Convenience will abound. Accuracy will increase. And, jobs will change.
As humanity hurtles into the future of Artificial Intelligence, the most frightening notion of robots doing our work is that we won’t be doing it. Or will we?
Futurists, businesspeople, scientists disagree and they are just guessing about how smart machines will change the world, but agree robots will make a tremendous change. We can even see this in the recent past.
For example, the invention of the ATM, a robot, put an automated bank teller on every corner, creating convenience for people. It also created jobs since humans had to create the ATM, tend it, and install it. Meanwhile, there were fewer human bank tellers needed to dispense cash. Even with the new convenience of ATMs, use of that robot declined. Why? The debit card has made cash nearly obsolete. The widespread use of debit cards changed the use of robots. There are fewer robot ATMs on the corner and more of them in tiny little boxes on the retail counter. Again, the technology created convenience and people’s demand for ATMs changed.
Technology and the convenience or usefulness that it creates changes needs in the labor market, but it also creates a need for labor. At the same time, robots could lower prices of goods, according to the Los Angeles Times, making it possible for humans to live comfortably on less money.

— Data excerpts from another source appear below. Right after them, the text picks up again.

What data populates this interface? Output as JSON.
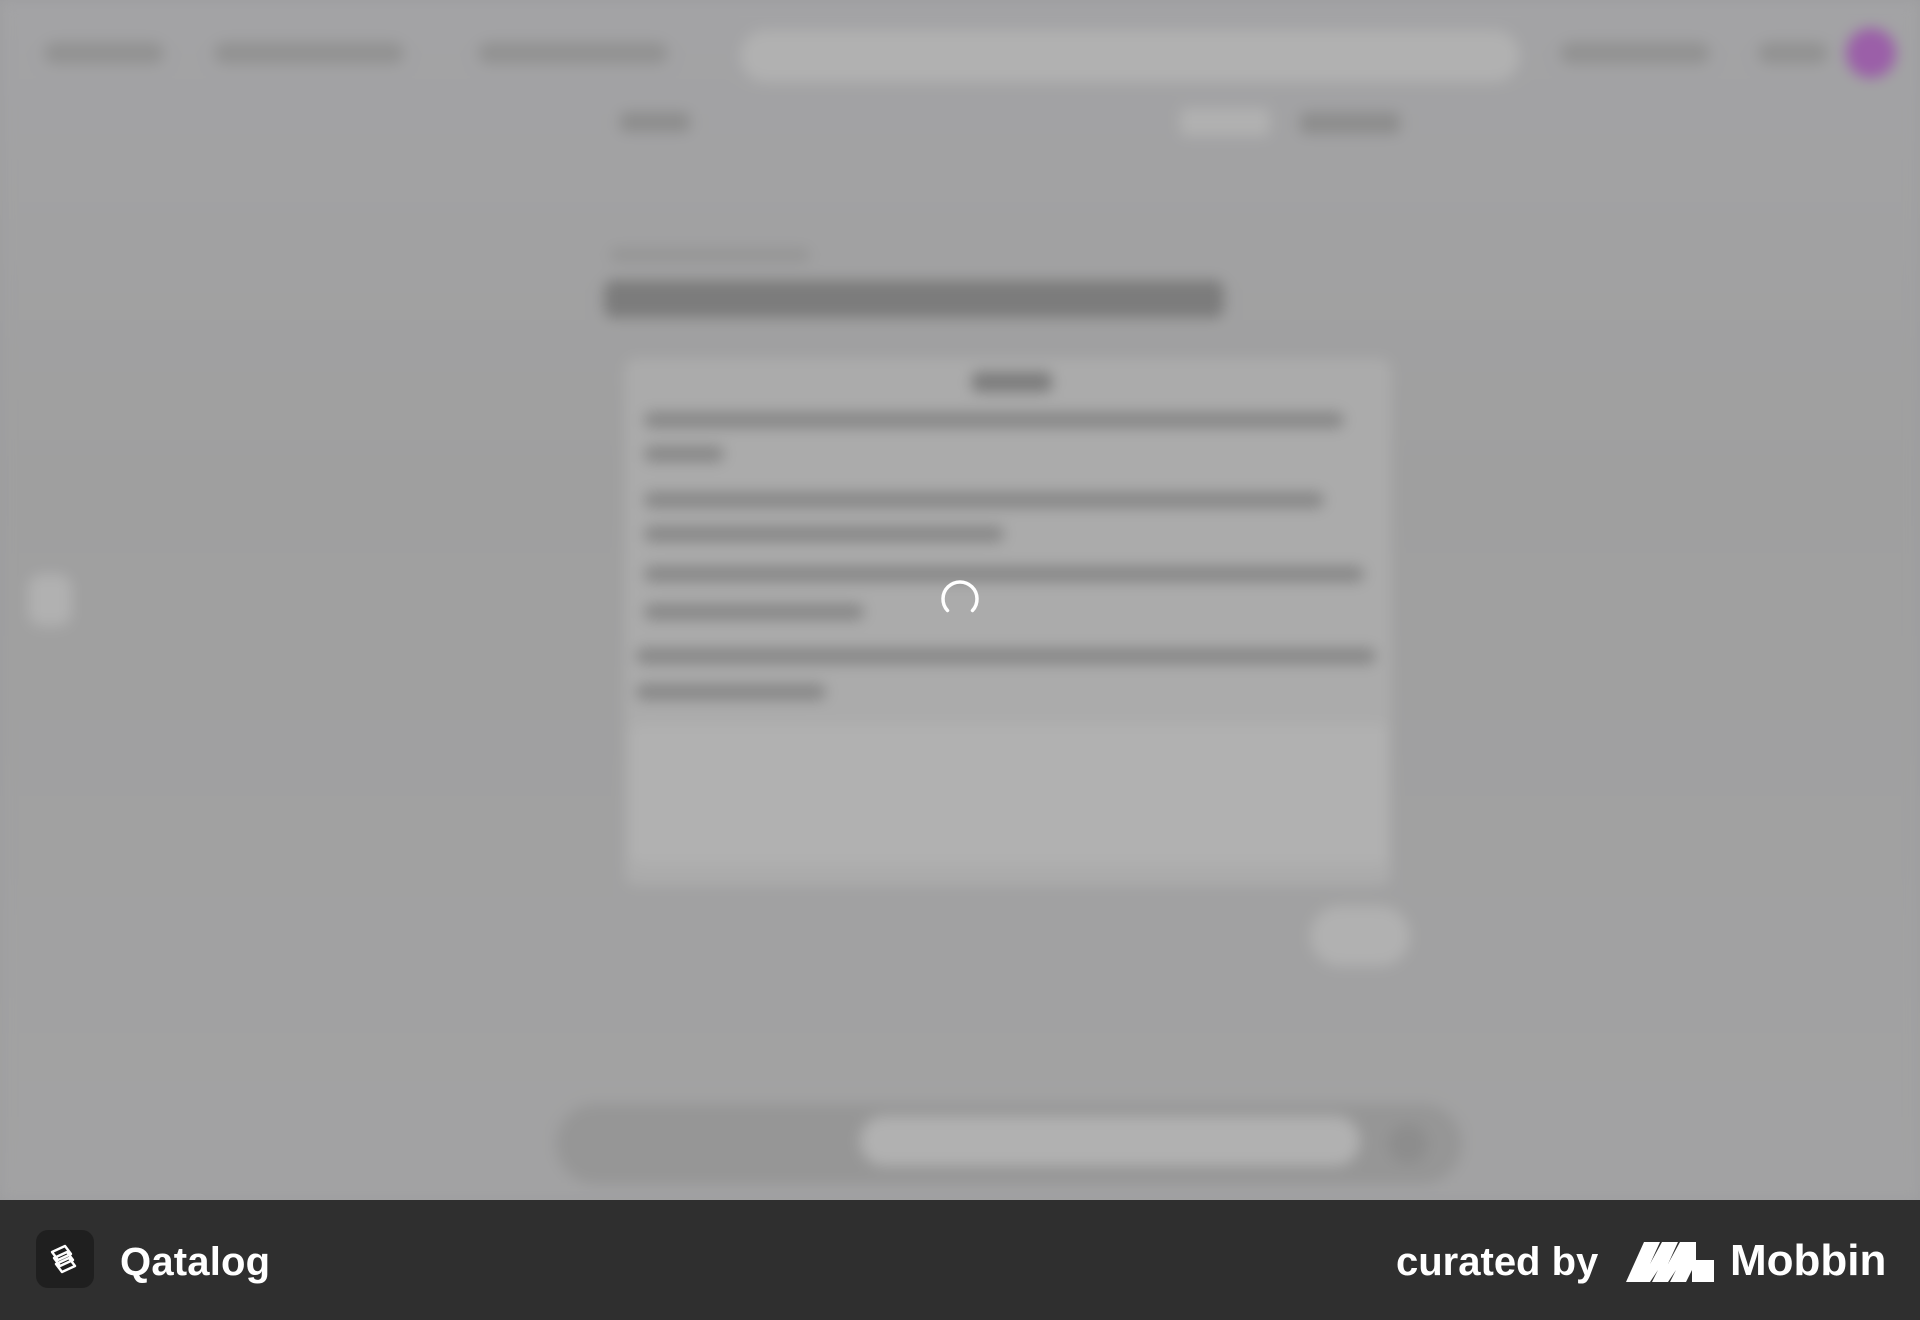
{
  "overlay": {
    "state": "loading"
  },
  "footer": {
    "app_name": "Qatalog",
    "app_icon": "qatalog-logo-icon",
    "curated_label": "curated by",
    "curator_name": "Mobbin",
    "curator_icon": "mobbin-logo-icon",
    "background_color": "#2f2f2f",
    "text_color": "#ffffff"
  },
  "background": {
    "blurred": true,
    "avatar_color": "#9b5fa8"
  }
}
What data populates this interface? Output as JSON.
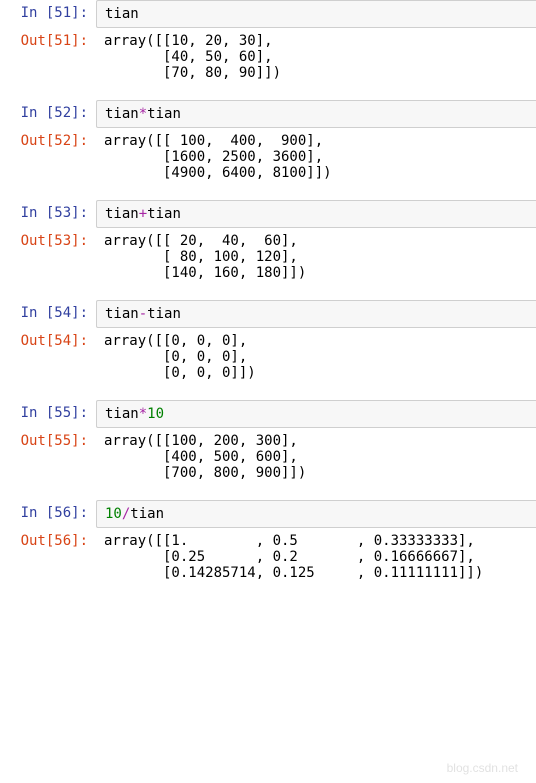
{
  "cells": [
    {
      "n": 51,
      "in_prompt": "In [51]:",
      "out_prompt": "Out[51]:",
      "code_parts": [
        {
          "t": "tian",
          "c": ""
        }
      ],
      "output": "array([[10, 20, 30],\n       [40, 50, 60],\n       [70, 80, 90]])"
    },
    {
      "n": 52,
      "in_prompt": "In [52]:",
      "out_prompt": "Out[52]:",
      "code_parts": [
        {
          "t": "tian",
          "c": ""
        },
        {
          "t": "*",
          "c": "op-mul"
        },
        {
          "t": "tian",
          "c": ""
        }
      ],
      "output": "array([[ 100,  400,  900],\n       [1600, 2500, 3600],\n       [4900, 6400, 8100]])"
    },
    {
      "n": 53,
      "in_prompt": "In [53]:",
      "out_prompt": "Out[53]:",
      "code_parts": [
        {
          "t": "tian",
          "c": ""
        },
        {
          "t": "+",
          "c": "op-add"
        },
        {
          "t": "tian",
          "c": ""
        }
      ],
      "output": "array([[ 20,  40,  60],\n       [ 80, 100, 120],\n       [140, 160, 180]])"
    },
    {
      "n": 54,
      "in_prompt": "In [54]:",
      "out_prompt": "Out[54]:",
      "code_parts": [
        {
          "t": "tian",
          "c": ""
        },
        {
          "t": "-",
          "c": "op-sub"
        },
        {
          "t": "tian",
          "c": ""
        }
      ],
      "output": "array([[0, 0, 0],\n       [0, 0, 0],\n       [0, 0, 0]])"
    },
    {
      "n": 55,
      "in_prompt": "In [55]:",
      "out_prompt": "Out[55]:",
      "code_parts": [
        {
          "t": "tian",
          "c": ""
        },
        {
          "t": "*",
          "c": "op-mul"
        },
        {
          "t": "10",
          "c": "num"
        }
      ],
      "output": "array([[100, 200, 300],\n       [400, 500, 600],\n       [700, 800, 900]])"
    },
    {
      "n": 56,
      "in_prompt": "In [56]:",
      "out_prompt": "Out[56]:",
      "code_parts": [
        {
          "t": "10",
          "c": "num"
        },
        {
          "t": "/",
          "c": "op-div"
        },
        {
          "t": "tian",
          "c": ""
        }
      ],
      "output": "array([[1.        , 0.5       , 0.33333333],\n       [0.25      , 0.2       , 0.16666667],\n       [0.14285714, 0.125     , 0.11111111]])"
    }
  ],
  "watermark": "blog.csdn.net"
}
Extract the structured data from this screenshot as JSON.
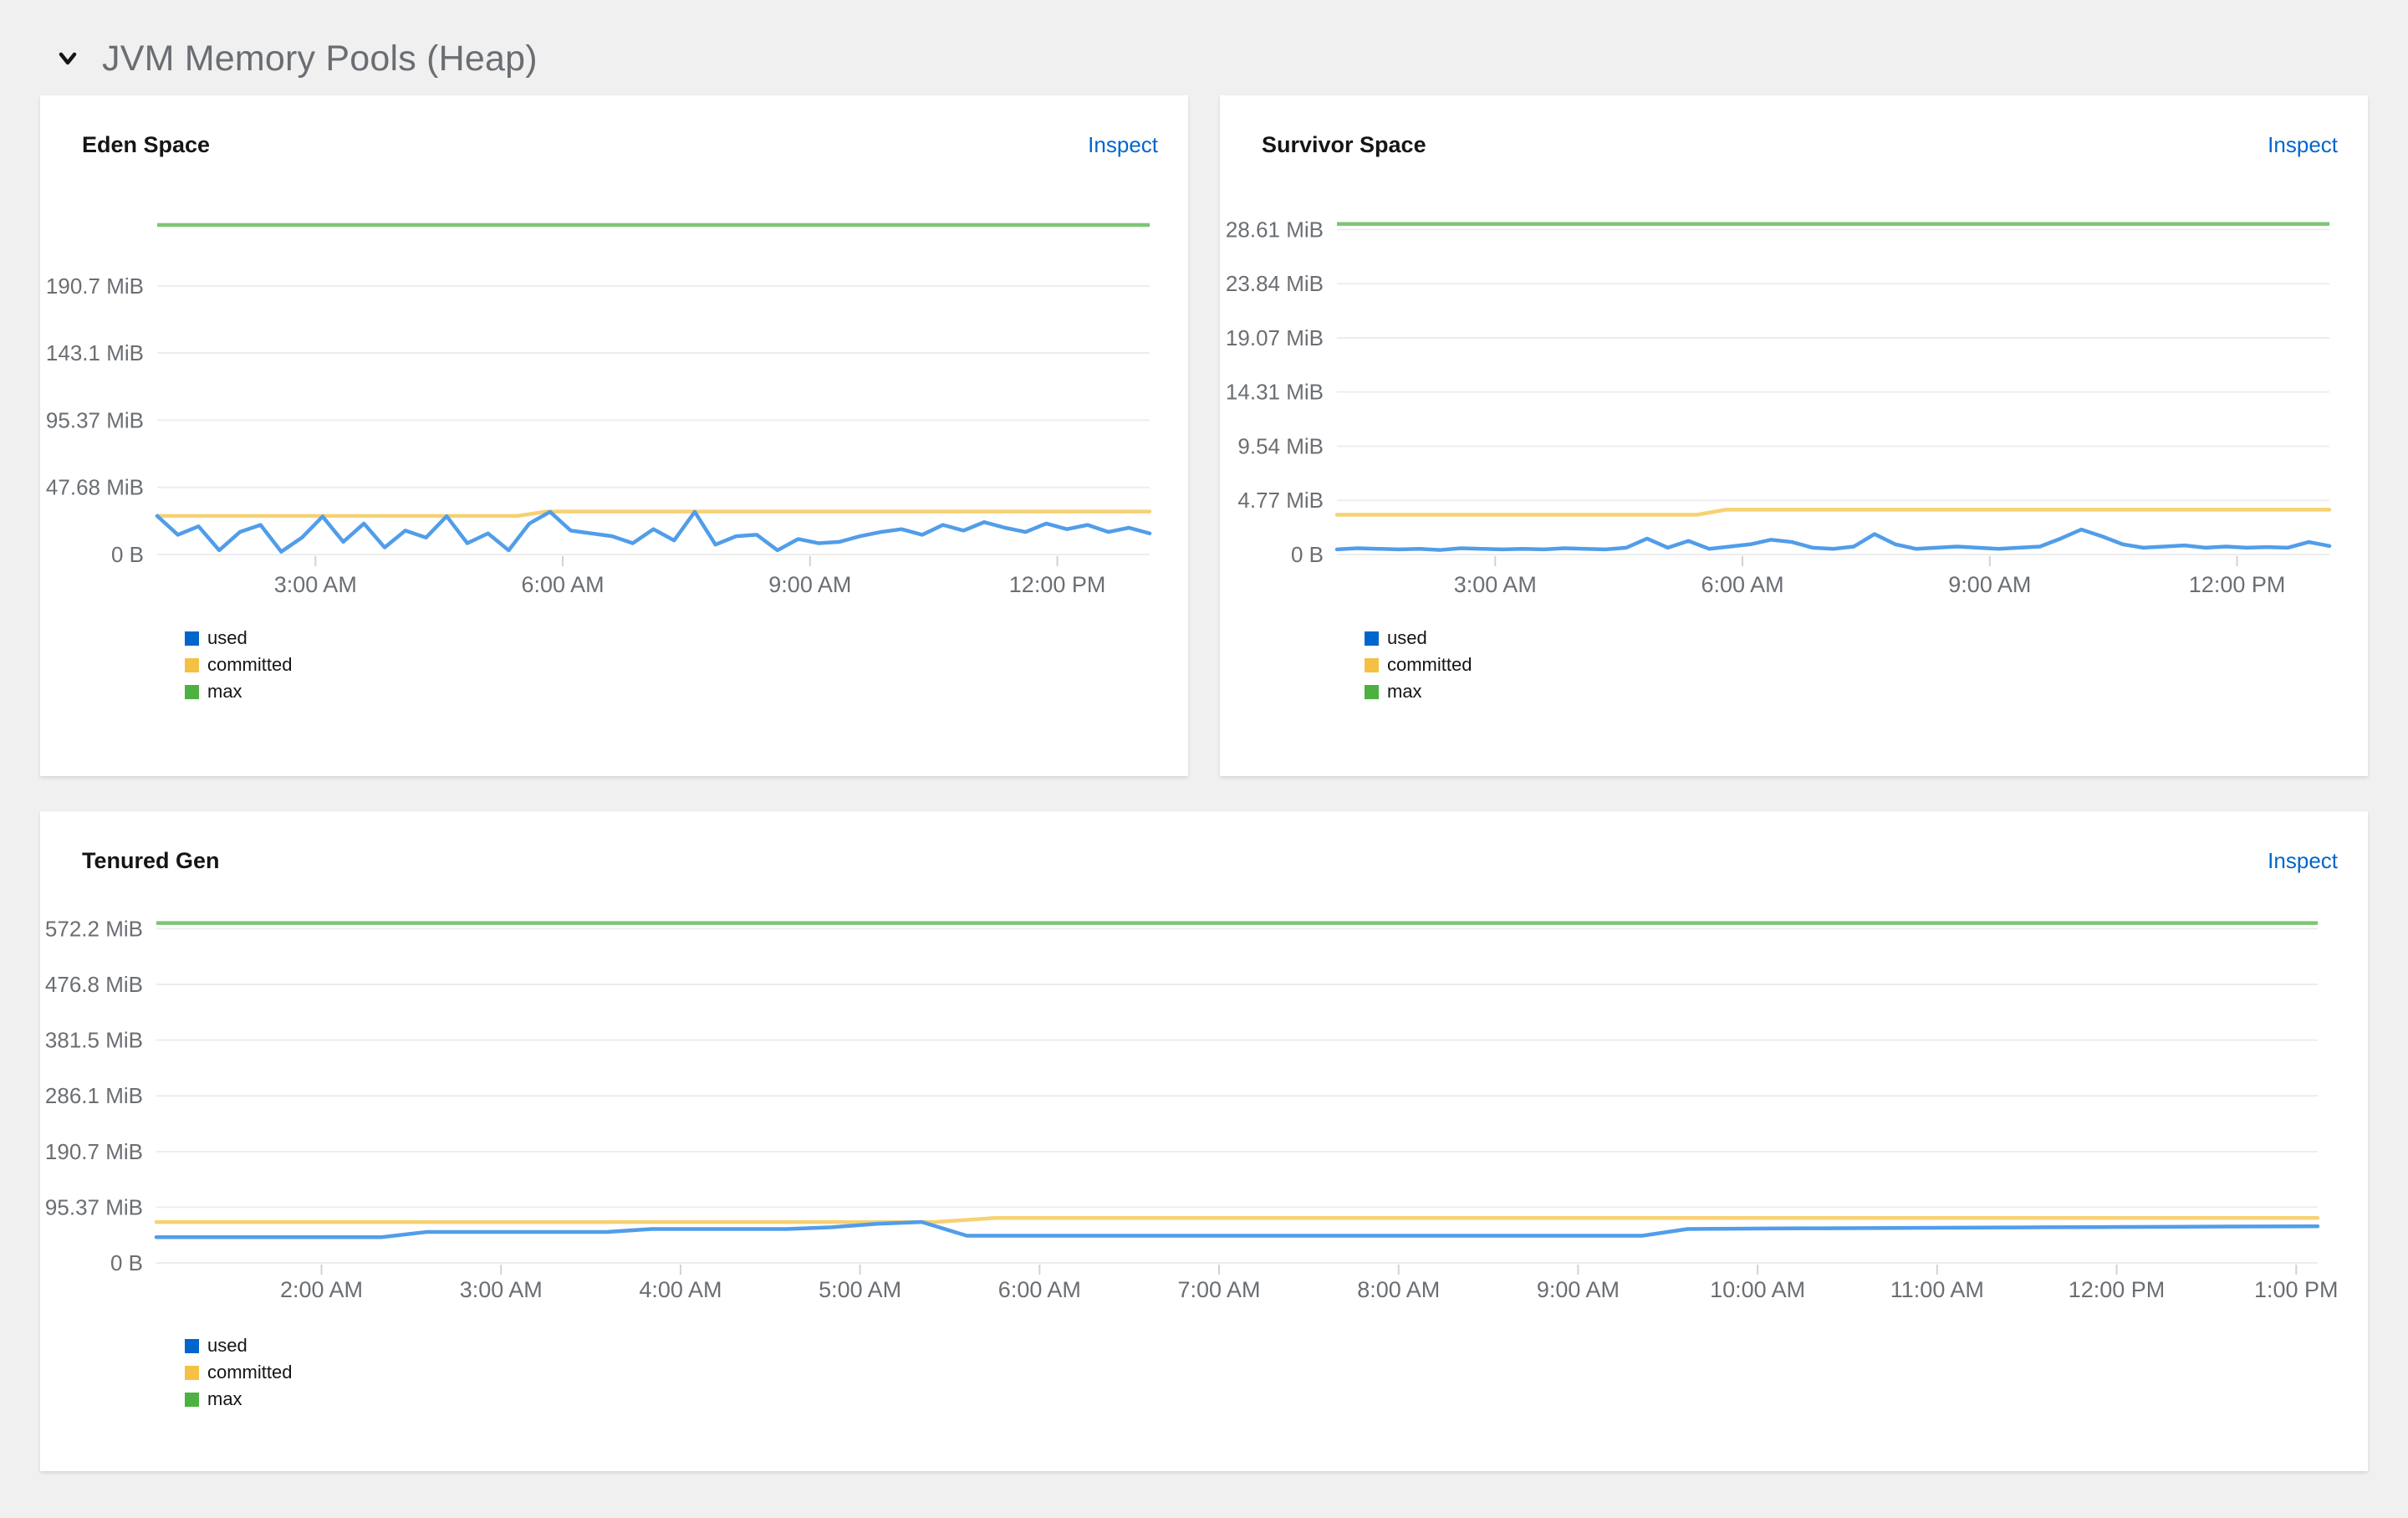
{
  "section": {
    "title": "JVM Memory Pools (Heap)"
  },
  "links": {
    "inspect": "Inspect"
  },
  "palette": {
    "line_used": "#519DE9",
    "line_committed": "#F6D173",
    "line_max": "#7CC674",
    "legend_used": "#0066CC",
    "legend_committed": "#F4C145",
    "legend_max": "#4CB140",
    "grid": "#EDEDED",
    "axis_tick": "#D2D2D2",
    "tick_label": "#6A6E73",
    "link": "#0066CC",
    "title_text": "#151515",
    "section_title": "#6A6E73",
    "page_bg": "#F0F0F0",
    "card_bg": "#FFFFFF"
  },
  "chart_data": [
    {
      "type": "line",
      "title": "Eden Space",
      "unit": "MiB",
      "x_domain": [
        1.08,
        13.12
      ],
      "x_ticks": [
        {
          "t": 3,
          "label": "3:00 AM"
        },
        {
          "t": 6,
          "label": "6:00 AM"
        },
        {
          "t": 9,
          "label": "9:00 AM"
        },
        {
          "t": 12,
          "label": "12:00 PM"
        }
      ],
      "y_domain": [
        0,
        250
      ],
      "y_ticks": [
        {
          "v": 0,
          "label": "0 B"
        },
        {
          "v": 47.68,
          "label": "47.68 MiB"
        },
        {
          "v": 95.37,
          "label": "95.37 MiB"
        },
        {
          "v": 143.1,
          "label": "143.1 MiB"
        },
        {
          "v": 190.7,
          "label": "190.7 MiB"
        }
      ],
      "grid": true,
      "legend_position": "bottom-left",
      "legend": [
        "used",
        "committed",
        "max"
      ],
      "series": {
        "used": {
          "values": [
            27.4,
            14,
            20,
            3,
            16,
            21,
            2,
            12,
            27,
            9,
            22,
            5,
            17,
            12,
            27.2,
            8,
            15,
            3,
            22,
            30.3,
            17,
            15,
            13,
            8,
            18,
            10,
            30.3,
            7,
            13,
            14,
            3,
            11,
            8,
            9,
            13,
            16,
            18,
            14,
            21,
            17,
            23,
            19,
            16,
            22,
            18,
            21,
            16,
            19,
            15
          ]
        },
        "committed": {
          "segments": [
            {
              "t": 1.08,
              "v": 27.4
            },
            {
              "t": 5.45,
              "v": 27.4
            },
            {
              "t": 5.8,
              "v": 30.5
            },
            {
              "t": 13.12,
              "v": 30.5
            }
          ]
        },
        "max": {
          "value": 234
        }
      }
    },
    {
      "type": "line",
      "title": "Survivor Space",
      "unit": "MiB",
      "x_domain": [
        1.08,
        13.12
      ],
      "x_ticks": [
        {
          "t": 3,
          "label": "3:00 AM"
        },
        {
          "t": 6,
          "label": "6:00 AM"
        },
        {
          "t": 9,
          "label": "9:00 AM"
        },
        {
          "t": 12,
          "label": "12:00 PM"
        }
      ],
      "y_domain": [
        0,
        31
      ],
      "y_ticks": [
        {
          "v": 0,
          "label": "0 B"
        },
        {
          "v": 4.77,
          "label": "4.77 MiB"
        },
        {
          "v": 9.54,
          "label": "9.54 MiB"
        },
        {
          "v": 14.31,
          "label": "14.31 MiB"
        },
        {
          "v": 19.07,
          "label": "19.07 MiB"
        },
        {
          "v": 23.84,
          "label": "23.84 MiB"
        },
        {
          "v": 28.61,
          "label": "28.61 MiB"
        }
      ],
      "grid": true,
      "legend_position": "bottom-left",
      "legend": [
        "used",
        "committed",
        "max"
      ],
      "series": {
        "used": {
          "values": [
            0.45,
            0.55,
            0.5,
            0.45,
            0.5,
            0.4,
            0.55,
            0.5,
            0.45,
            0.5,
            0.45,
            0.55,
            0.5,
            0.45,
            0.6,
            1.4,
            0.6,
            1.2,
            0.5,
            0.7,
            0.9,
            1.3,
            1.1,
            0.6,
            0.5,
            0.7,
            1.8,
            0.9,
            0.5,
            0.6,
            0.7,
            0.6,
            0.5,
            0.6,
            0.7,
            1.4,
            2.2,
            1.6,
            0.9,
            0.6,
            0.7,
            0.8,
            0.6,
            0.7,
            0.6,
            0.65,
            0.6,
            1.1,
            0.75
          ]
        },
        "committed": {
          "segments": [
            {
              "t": 1.08,
              "v": 3.5
            },
            {
              "t": 5.45,
              "v": 3.5
            },
            {
              "t": 5.8,
              "v": 3.95
            },
            {
              "t": 13.12,
              "v": 3.95
            }
          ]
        },
        "max": {
          "value": 29.1
        }
      }
    },
    {
      "type": "line",
      "title": "Tenured Gen",
      "unit": "MiB",
      "x_domain": [
        1.08,
        13.12
      ],
      "x_ticks": [
        {
          "t": 2,
          "label": "2:00 AM"
        },
        {
          "t": 3,
          "label": "3:00 AM"
        },
        {
          "t": 4,
          "label": "4:00 AM"
        },
        {
          "t": 5,
          "label": "5:00 AM"
        },
        {
          "t": 6,
          "label": "6:00 AM"
        },
        {
          "t": 7,
          "label": "7:00 AM"
        },
        {
          "t": 8,
          "label": "8:00 AM"
        },
        {
          "t": 9,
          "label": "9:00 AM"
        },
        {
          "t": 10,
          "label": "10:00 AM"
        },
        {
          "t": 11,
          "label": "11:00 AM"
        },
        {
          "t": 12,
          "label": "12:00 PM"
        },
        {
          "t": 13,
          "label": "1:00 PM"
        }
      ],
      "y_domain": [
        0,
        590
      ],
      "y_ticks": [
        {
          "v": 0,
          "label": "0 B"
        },
        {
          "v": 95.37,
          "label": "95.37 MiB"
        },
        {
          "v": 190.7,
          "label": "190.7 MiB"
        },
        {
          "v": 286.1,
          "label": "286.1 MiB"
        },
        {
          "v": 381.5,
          "label": "381.5 MiB"
        },
        {
          "v": 476.8,
          "label": "476.8 MiB"
        },
        {
          "v": 572.2,
          "label": "572.2 MiB"
        }
      ],
      "grid": true,
      "legend_position": "bottom-left",
      "legend": [
        "used",
        "committed",
        "max"
      ],
      "series": {
        "used": {
          "values": [
            44,
            44,
            44,
            44,
            44,
            44,
            53,
            53,
            53,
            53,
            53,
            58,
            58,
            58,
            58,
            61,
            67,
            70,
            46.5,
            46.5,
            46.5,
            46.5,
            46.5,
            46.5,
            46.5,
            46.5,
            46.5,
            46.5,
            46.5,
            46.5,
            46.5,
            46.5,
            46.5,
            46.5,
            58,
            58.5,
            59,
            59.3,
            59.6,
            60,
            60.3,
            60.6,
            61,
            61.3,
            61.6,
            62,
            62.3,
            62.5,
            62.7
          ]
        },
        "committed": {
          "segments": [
            {
              "t": 1.08,
              "v": 70
            },
            {
              "t": 5.42,
              "v": 70
            },
            {
              "t": 5.75,
              "v": 77
            },
            {
              "t": 13.12,
              "v": 77
            }
          ]
        },
        "max": {
          "value": 582
        }
      }
    }
  ]
}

Many observers contend that robots won’t take jobs, but they will change them.
“Technology will dramatically change the nature of our jobs, but it won’t take them. Rather, it will free up individuals to focus on higher value challenges that can only be tackled by a human mind.” writes Information Age editorial director Ben Rossi.
The CEO of a robotic company, David Lang, says, “Robots aren’t taking the jobs. Technology is changing the spectrum of possibility. The real risk in the next economy is not being replaced, it’s missing the opportunity.”
Steven Rosenbaum, writing for Forbes, says one of the dangers of robots is that, without the human element, one loses the elements of surprise, engagement, and fun.
“The danger of allowing robots to do the work of humans is that they are getting close enough that people will start to accept almost ‘good enough’ content created by robots,” Rosenbaum writes.
Rosenbaum proposes that a new rule of robotics should be that robots should never impersonate people.
“For the foreseeable future – the question of where humans and robots share joint custody of the future remains unclear. But until then, having robots not impersonate people seems like a reasonable place to draw the line,” he writes.